Is there any reason to explain why the universe exists, or in other words, why everything exists and is not just nothingness?
Scientists have discovered that the universe exists because it began with a slight imbalance of matter and antimatter. Matter particles—that is, all the electrons, protons, and neutrons in the atoms and molecules of ordinary matter—are different from antimatter particles, which have opposite charges but are similar in many ways.
Matter and antimatter don't mix well. When their particles collide, they annihilate each other in a violent gamma-ray burst. Fortunately, antimatter is extremely rare today. Although antimatter played a fundamental role in the formation of the universe, the fact that there is so little of it remains one of the great mysteries of cosmology.
Antimatter was predicted by British physicist Paul Dirac nearly 100 years ago in his pioneering work on quantum mechanics, and it was confirmed experimentally in the 1930s. Today, scientists can create antimatter in particle colliders such as the Large Hadron Collider.
But according to Pasquale Di Bari, professor of physics and astronomy at the University of Southampton, UK, Dirac predicted that there should be equal amounts of matter and antimatter. However, the fact that there is now very little antimatter and a lot of matter – including all the stars in all the galaxies in the universe, although some scientists have suggested that there might be “antigalaxies” or “antistars” – is a major scientific problem.
“We think the universe started out with a 50-50 matter-antimatter ratio in the Big Bang, but very quickly became dominated by matter,” says nuclear physicist Tara Shears of the University of Liverpool, UK. “For this to happen, there would need to be a very small difference, or asymmetry, in the behaviour of matter and antimatter that would eventually allow one to dominate the other.”
But “this discrepancy is not predicted, not understood and certainly not explained,” Shears continued. “Understanding this discrepancy is the problem we want to solve; this is the matter-antimatter asymmetry problem.”

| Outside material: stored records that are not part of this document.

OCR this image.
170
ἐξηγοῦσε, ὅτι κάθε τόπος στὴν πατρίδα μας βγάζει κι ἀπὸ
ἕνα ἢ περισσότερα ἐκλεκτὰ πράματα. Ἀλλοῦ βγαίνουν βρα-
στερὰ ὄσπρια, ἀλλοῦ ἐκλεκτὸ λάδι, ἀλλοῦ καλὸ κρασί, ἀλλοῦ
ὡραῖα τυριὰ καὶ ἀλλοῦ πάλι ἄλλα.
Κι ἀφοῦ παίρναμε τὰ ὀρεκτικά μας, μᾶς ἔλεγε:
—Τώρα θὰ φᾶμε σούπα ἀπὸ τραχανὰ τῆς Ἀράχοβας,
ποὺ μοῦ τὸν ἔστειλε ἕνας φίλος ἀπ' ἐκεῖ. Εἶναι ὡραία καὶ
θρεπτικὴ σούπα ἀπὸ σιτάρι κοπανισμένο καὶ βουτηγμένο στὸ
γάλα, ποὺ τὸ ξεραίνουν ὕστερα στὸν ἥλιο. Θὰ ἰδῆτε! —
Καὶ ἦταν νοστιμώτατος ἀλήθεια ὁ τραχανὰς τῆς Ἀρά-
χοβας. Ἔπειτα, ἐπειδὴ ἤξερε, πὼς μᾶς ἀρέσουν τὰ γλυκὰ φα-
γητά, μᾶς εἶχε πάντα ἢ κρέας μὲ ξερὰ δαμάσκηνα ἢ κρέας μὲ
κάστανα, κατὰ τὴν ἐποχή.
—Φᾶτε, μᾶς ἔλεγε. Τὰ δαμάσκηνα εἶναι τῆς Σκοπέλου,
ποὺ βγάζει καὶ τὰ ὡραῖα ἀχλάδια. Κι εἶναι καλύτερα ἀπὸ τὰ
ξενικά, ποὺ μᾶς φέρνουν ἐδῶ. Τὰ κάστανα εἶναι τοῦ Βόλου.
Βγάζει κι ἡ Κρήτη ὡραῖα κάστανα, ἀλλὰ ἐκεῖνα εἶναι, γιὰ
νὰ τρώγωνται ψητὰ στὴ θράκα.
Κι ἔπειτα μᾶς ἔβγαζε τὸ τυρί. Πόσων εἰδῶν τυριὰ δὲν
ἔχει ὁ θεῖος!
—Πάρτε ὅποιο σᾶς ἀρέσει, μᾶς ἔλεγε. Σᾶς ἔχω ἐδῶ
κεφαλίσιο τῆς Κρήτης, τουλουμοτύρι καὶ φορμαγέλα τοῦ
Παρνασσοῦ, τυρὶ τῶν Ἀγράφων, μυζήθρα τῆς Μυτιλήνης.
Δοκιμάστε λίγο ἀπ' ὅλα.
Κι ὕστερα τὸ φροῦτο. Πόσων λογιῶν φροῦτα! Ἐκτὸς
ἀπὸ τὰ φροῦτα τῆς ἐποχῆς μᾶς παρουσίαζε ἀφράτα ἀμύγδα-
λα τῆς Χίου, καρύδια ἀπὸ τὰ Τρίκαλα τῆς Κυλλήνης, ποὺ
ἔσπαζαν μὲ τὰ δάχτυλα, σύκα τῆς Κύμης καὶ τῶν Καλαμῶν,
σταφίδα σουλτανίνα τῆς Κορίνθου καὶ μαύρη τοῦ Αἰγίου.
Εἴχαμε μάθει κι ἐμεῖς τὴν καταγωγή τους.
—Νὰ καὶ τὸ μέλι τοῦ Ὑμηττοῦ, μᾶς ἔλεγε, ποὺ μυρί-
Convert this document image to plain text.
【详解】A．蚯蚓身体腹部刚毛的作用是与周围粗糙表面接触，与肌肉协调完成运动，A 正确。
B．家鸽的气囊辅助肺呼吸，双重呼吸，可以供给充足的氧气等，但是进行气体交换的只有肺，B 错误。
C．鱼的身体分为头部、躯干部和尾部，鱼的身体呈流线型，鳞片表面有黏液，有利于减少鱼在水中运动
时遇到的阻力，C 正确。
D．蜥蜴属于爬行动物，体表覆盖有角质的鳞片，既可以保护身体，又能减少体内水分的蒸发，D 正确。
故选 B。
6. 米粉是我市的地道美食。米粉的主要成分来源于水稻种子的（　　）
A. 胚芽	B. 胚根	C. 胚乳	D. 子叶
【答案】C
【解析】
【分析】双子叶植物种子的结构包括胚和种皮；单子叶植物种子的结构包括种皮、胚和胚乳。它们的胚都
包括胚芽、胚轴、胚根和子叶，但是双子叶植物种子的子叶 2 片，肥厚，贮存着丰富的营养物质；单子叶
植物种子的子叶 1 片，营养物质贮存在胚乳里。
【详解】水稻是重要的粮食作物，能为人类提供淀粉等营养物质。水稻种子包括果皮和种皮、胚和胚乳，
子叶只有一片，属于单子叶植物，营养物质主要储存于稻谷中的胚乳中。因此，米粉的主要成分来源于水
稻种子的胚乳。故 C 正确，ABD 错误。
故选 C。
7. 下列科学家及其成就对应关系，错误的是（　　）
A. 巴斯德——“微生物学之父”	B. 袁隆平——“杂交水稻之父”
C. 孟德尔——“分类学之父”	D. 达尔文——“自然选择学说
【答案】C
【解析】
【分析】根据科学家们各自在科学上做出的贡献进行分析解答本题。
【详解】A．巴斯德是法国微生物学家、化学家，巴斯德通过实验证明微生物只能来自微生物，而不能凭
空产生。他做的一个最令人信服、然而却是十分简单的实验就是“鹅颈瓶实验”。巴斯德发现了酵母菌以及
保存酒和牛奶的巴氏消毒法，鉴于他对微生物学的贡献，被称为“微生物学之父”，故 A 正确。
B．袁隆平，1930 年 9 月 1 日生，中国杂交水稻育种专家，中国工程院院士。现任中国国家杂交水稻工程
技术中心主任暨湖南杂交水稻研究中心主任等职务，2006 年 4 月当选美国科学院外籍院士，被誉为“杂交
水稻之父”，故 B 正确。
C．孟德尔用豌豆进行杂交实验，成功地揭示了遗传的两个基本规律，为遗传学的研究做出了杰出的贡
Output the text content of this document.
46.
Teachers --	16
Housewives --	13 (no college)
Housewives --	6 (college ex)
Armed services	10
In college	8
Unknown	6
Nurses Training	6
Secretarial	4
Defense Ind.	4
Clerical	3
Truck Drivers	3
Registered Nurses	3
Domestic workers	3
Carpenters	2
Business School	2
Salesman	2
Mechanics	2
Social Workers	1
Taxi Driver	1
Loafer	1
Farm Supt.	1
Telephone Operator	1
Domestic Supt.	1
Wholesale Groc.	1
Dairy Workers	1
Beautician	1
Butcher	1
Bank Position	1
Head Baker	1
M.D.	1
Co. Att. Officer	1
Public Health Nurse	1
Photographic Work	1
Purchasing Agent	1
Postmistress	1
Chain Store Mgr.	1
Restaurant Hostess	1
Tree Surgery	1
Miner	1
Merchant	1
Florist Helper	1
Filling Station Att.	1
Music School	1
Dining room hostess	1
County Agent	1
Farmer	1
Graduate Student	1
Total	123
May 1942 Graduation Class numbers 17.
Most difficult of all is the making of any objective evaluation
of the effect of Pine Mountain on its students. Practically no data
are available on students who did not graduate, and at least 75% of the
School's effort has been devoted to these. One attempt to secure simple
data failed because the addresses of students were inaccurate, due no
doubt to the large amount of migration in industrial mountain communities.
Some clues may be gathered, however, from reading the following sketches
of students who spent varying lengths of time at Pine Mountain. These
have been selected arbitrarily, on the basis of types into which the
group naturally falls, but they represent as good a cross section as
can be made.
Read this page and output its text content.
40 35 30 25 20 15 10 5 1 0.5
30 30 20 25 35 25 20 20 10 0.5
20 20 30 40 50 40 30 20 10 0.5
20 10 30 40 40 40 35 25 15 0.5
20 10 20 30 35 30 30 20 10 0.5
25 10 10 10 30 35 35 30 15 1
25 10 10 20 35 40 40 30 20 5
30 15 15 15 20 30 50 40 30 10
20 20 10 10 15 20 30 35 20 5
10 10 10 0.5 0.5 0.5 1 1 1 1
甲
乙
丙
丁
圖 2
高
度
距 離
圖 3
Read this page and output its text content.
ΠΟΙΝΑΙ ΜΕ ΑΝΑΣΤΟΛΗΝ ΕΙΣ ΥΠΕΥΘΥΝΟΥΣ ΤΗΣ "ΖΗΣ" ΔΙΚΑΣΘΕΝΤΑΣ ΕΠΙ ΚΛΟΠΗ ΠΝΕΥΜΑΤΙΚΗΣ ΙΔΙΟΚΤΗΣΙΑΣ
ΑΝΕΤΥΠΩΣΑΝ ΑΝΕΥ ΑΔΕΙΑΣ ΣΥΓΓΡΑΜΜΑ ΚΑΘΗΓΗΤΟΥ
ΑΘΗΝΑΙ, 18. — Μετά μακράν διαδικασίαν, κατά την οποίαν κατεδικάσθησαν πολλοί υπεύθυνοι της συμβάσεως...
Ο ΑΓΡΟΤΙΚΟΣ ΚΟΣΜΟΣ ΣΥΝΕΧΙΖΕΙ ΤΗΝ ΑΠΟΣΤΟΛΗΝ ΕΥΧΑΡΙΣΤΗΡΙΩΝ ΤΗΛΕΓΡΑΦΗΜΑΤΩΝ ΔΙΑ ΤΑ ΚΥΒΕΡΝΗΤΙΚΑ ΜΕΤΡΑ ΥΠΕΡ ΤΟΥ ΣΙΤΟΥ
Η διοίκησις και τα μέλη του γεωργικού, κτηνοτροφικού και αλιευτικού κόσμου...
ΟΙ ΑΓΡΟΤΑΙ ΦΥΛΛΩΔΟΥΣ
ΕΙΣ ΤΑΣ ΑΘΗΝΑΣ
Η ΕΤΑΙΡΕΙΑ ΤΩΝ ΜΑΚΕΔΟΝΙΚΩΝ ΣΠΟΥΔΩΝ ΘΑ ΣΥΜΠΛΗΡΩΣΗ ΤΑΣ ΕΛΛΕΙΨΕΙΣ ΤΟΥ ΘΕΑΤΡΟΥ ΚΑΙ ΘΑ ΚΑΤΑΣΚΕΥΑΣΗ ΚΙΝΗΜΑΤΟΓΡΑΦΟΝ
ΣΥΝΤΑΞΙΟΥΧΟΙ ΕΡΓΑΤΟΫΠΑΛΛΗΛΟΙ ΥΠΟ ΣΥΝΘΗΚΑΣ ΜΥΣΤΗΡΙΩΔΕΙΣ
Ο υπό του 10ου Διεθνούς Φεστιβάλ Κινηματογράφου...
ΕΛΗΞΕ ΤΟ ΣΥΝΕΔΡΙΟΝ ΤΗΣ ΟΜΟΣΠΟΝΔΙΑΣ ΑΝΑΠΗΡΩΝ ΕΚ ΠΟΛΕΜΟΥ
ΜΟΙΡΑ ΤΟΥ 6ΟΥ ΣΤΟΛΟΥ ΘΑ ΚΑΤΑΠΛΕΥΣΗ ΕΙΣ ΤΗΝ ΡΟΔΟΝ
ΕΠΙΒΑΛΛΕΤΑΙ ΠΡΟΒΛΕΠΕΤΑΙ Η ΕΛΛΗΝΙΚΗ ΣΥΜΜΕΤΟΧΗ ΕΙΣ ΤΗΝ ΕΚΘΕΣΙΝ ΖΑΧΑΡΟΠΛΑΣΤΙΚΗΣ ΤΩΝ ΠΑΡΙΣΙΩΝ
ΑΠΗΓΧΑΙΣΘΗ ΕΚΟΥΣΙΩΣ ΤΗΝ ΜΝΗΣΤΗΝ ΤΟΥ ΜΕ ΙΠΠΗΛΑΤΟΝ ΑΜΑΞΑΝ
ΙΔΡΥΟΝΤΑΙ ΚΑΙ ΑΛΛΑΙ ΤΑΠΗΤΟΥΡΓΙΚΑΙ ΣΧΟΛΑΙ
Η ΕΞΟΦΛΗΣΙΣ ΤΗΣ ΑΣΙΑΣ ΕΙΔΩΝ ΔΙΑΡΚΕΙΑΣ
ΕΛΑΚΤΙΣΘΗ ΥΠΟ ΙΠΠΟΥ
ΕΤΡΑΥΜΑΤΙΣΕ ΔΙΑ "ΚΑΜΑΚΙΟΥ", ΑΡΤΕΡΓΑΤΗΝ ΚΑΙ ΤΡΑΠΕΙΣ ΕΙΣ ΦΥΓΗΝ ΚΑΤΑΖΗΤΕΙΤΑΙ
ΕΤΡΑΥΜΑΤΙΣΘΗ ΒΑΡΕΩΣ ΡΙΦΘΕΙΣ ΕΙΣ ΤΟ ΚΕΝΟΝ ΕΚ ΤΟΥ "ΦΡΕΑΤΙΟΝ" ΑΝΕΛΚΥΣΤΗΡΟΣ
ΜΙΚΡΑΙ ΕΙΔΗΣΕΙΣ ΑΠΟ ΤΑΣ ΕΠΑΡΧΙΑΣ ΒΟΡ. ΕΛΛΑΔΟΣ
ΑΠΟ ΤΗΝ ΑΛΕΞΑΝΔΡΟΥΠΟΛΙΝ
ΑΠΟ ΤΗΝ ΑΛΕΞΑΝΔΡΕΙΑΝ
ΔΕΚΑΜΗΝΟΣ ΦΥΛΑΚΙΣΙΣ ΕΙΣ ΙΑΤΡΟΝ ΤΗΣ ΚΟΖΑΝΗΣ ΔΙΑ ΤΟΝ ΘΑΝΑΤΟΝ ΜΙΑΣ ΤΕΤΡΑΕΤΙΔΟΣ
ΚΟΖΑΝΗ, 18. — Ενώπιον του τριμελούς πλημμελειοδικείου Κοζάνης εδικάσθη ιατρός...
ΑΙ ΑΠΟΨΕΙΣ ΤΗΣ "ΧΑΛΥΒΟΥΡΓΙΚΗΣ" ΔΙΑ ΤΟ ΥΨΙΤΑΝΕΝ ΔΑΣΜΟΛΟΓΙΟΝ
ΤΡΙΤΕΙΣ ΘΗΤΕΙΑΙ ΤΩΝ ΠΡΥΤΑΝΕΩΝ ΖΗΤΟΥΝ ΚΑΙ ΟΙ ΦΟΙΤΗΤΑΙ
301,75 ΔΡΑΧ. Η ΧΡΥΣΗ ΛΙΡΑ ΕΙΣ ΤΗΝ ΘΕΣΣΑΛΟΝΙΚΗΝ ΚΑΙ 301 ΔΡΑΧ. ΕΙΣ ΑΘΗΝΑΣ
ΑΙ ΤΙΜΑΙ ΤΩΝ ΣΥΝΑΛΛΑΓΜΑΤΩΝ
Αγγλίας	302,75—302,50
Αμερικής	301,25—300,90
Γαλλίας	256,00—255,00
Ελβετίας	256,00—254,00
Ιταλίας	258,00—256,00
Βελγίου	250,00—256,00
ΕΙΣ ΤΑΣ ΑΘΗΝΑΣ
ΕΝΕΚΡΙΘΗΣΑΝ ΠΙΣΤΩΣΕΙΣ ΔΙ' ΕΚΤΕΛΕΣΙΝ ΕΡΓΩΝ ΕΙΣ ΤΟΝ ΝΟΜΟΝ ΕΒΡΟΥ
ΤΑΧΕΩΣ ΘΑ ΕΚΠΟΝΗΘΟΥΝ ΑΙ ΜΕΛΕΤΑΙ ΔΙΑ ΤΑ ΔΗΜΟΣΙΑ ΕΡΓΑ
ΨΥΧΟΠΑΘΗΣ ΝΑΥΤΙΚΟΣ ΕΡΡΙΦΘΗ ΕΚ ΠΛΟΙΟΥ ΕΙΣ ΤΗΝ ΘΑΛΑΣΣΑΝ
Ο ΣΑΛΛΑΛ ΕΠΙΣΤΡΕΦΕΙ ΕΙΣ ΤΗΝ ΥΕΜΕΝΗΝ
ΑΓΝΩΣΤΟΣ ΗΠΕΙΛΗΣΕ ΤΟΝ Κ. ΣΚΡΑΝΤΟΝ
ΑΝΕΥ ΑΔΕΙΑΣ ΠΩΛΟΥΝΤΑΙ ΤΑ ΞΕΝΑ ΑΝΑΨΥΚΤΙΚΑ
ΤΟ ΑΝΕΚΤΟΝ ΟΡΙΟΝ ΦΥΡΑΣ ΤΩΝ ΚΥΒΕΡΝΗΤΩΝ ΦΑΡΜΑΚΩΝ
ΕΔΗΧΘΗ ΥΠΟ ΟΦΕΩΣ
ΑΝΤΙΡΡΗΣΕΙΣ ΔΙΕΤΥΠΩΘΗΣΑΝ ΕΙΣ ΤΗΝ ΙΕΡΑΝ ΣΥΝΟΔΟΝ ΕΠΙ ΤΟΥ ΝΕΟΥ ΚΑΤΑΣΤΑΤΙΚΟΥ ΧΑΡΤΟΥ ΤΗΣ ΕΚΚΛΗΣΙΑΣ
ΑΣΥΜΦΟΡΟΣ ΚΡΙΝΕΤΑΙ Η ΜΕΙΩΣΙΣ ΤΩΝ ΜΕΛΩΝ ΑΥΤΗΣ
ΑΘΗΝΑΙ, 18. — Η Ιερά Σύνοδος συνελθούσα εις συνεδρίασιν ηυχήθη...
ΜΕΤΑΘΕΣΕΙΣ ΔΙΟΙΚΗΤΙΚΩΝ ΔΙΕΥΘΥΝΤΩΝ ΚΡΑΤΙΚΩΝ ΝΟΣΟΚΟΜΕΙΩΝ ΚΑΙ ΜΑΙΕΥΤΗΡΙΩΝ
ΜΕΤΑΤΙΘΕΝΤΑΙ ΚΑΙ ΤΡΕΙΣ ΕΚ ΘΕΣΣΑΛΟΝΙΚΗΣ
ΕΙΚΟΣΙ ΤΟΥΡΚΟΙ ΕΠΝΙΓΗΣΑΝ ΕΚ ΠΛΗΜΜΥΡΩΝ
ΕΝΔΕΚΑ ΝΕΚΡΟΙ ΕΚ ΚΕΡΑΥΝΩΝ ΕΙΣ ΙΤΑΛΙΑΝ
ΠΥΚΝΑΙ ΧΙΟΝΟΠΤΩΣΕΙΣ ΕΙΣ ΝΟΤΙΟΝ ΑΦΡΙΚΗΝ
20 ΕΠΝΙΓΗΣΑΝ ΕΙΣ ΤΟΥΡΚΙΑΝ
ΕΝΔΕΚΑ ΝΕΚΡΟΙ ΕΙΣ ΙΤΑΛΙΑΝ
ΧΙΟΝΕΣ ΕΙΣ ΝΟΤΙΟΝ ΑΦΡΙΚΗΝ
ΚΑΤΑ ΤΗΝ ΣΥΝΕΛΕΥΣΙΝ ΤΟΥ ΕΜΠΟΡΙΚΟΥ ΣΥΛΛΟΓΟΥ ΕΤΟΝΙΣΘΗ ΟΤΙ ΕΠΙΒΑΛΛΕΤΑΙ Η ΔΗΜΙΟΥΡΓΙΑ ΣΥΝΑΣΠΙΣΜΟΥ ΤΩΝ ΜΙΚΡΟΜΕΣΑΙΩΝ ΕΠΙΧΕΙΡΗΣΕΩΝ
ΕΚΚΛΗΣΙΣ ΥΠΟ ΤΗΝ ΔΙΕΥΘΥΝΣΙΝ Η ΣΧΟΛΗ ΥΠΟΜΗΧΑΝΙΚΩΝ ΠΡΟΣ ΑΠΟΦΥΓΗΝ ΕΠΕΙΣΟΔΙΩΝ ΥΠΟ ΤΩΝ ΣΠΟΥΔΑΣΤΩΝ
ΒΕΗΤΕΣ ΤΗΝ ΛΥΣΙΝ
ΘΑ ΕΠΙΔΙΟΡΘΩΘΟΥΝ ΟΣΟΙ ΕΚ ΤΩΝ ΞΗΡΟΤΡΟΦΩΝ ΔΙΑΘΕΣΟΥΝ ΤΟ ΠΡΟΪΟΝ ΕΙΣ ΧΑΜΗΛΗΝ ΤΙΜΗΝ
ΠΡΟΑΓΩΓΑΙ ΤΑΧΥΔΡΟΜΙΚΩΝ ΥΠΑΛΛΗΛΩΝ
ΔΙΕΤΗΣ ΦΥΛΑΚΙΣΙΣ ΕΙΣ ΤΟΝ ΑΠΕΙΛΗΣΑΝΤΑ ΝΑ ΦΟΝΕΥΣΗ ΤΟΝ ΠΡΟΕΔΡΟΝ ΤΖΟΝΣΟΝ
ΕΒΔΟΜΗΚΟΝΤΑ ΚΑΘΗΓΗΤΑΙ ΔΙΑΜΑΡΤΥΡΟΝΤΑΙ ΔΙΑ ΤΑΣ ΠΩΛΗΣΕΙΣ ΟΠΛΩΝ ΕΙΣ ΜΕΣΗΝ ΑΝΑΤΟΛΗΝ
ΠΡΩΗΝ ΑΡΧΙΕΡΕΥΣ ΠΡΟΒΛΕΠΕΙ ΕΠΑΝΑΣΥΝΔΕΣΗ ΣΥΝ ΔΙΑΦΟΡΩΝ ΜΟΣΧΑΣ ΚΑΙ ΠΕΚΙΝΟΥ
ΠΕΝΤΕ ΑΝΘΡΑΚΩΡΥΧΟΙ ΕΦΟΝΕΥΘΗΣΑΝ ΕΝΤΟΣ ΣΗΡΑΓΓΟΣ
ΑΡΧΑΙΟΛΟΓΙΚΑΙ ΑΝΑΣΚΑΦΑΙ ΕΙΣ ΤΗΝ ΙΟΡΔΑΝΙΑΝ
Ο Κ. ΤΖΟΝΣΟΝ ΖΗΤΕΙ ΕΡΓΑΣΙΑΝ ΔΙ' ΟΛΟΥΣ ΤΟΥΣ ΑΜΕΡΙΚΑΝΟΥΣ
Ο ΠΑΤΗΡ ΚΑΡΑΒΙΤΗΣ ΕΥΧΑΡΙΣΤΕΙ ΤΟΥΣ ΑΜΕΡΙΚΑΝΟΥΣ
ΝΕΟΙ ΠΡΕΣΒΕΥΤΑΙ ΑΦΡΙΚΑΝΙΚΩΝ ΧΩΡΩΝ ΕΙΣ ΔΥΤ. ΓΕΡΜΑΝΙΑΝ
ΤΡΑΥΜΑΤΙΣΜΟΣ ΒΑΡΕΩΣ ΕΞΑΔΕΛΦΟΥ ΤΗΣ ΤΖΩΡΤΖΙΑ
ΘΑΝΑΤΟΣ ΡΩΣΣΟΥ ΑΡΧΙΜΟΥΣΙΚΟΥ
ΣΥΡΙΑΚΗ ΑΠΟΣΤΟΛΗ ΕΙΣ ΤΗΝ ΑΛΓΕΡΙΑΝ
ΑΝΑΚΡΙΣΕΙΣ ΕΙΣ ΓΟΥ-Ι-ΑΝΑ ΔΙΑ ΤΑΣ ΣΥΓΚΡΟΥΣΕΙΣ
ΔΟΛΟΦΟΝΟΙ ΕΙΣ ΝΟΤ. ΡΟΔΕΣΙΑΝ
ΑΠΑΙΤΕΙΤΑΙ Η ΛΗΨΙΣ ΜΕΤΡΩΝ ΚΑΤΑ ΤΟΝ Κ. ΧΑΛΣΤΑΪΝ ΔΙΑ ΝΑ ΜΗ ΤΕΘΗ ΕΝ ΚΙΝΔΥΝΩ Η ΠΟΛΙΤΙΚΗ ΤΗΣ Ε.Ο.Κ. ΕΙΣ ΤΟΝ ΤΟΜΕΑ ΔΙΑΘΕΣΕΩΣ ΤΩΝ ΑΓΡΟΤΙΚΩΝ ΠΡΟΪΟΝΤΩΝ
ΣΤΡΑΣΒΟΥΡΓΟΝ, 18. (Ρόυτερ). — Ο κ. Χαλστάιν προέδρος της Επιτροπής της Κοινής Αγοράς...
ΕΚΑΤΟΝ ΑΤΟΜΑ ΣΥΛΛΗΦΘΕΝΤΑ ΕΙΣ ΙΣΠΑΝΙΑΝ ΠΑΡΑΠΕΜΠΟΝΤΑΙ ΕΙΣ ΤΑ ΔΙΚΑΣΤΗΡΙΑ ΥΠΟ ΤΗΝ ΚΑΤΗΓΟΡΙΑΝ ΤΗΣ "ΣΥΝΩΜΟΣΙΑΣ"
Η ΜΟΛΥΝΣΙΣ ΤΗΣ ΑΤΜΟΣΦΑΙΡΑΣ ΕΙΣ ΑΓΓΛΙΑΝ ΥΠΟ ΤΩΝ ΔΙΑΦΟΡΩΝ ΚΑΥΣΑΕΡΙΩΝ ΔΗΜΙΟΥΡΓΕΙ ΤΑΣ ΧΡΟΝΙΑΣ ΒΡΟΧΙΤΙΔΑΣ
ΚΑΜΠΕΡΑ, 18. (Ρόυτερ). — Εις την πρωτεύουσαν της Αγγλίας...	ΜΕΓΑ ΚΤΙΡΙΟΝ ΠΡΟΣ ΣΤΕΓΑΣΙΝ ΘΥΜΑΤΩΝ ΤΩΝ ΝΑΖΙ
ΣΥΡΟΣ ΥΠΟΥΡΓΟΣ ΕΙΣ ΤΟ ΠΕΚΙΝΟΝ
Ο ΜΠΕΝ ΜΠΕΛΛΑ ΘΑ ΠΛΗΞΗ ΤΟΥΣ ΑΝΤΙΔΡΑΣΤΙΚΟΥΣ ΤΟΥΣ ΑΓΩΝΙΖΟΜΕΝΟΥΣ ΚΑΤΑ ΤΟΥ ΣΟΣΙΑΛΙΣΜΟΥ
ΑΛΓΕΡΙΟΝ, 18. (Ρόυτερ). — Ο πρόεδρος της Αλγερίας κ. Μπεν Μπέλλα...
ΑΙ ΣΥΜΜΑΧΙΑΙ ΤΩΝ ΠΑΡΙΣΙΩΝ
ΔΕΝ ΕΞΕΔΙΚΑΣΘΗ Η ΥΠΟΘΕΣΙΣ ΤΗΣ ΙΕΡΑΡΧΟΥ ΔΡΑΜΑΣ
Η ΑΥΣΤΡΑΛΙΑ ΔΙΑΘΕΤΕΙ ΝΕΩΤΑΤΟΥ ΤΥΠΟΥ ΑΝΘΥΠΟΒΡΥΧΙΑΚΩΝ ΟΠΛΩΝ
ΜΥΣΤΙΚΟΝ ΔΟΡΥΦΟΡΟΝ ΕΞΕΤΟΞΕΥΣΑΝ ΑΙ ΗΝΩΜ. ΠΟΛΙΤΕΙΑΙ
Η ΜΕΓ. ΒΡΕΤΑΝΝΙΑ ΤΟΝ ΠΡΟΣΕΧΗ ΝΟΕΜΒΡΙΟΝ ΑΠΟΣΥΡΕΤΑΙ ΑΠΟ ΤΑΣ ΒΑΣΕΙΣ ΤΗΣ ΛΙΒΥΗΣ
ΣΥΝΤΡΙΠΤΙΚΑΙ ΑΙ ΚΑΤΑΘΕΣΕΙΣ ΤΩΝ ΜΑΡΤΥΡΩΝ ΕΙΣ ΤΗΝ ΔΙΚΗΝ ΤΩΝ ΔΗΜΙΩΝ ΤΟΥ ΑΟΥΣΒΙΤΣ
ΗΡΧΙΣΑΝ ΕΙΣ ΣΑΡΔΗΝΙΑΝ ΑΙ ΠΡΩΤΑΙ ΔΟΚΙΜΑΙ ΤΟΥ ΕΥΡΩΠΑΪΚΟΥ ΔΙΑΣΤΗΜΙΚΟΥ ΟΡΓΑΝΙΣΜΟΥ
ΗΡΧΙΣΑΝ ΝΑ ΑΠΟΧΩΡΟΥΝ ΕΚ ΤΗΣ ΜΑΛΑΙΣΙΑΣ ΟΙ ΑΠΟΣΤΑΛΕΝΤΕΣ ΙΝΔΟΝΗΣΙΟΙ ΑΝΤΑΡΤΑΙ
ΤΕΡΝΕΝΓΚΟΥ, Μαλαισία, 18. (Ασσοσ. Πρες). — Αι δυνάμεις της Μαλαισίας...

According to Dirac, the terms “matter” and “antimatter” were largely arbitrary. “Matter” referred to ordinary particles, and “antimatter” referred to antiparticles—but it could also have been the other way around. Had they not largely been annihilated, the antimatter particles might have formed a universe of antiatoms and antimolecules. Ultimately, whatever predominated was called matter, and its opposite was called antimatter.
What's left of the universe
From observations with particle accelerators, traces of antimatter decay in astronomical spectra, and gravitational waves, physicists are trying to better understand why there is this huge, unexplained difference in the universe that created everything it contains.
Di Bari estimates that there may have been billions of times more matter and antimatter particles in the beginning than there are now, before they nearly annihilated each other in the first fractions of a second after the Big Bang. “What we are made of is what was left over,” he said.
The reason for this asymmetry was outlined by Soviet physicist Andrei Sakharov in 1967, adds Raymond Volkas, a theoretical particle physicist at the University of Melbourne, Australia.
Sakharov proposed that the asymmetry exists because matter and antimatter particles are not exact opposites but instead respond differently to some fundamental forces under certain circumstances—a phenomenon known as "C and CP violation".
The general principles of “C and CP violations” are known, but the specifics are not, Volkas says. “There are a lot of possibilities that are being explored. The challenge is to distinguish them experimentally.”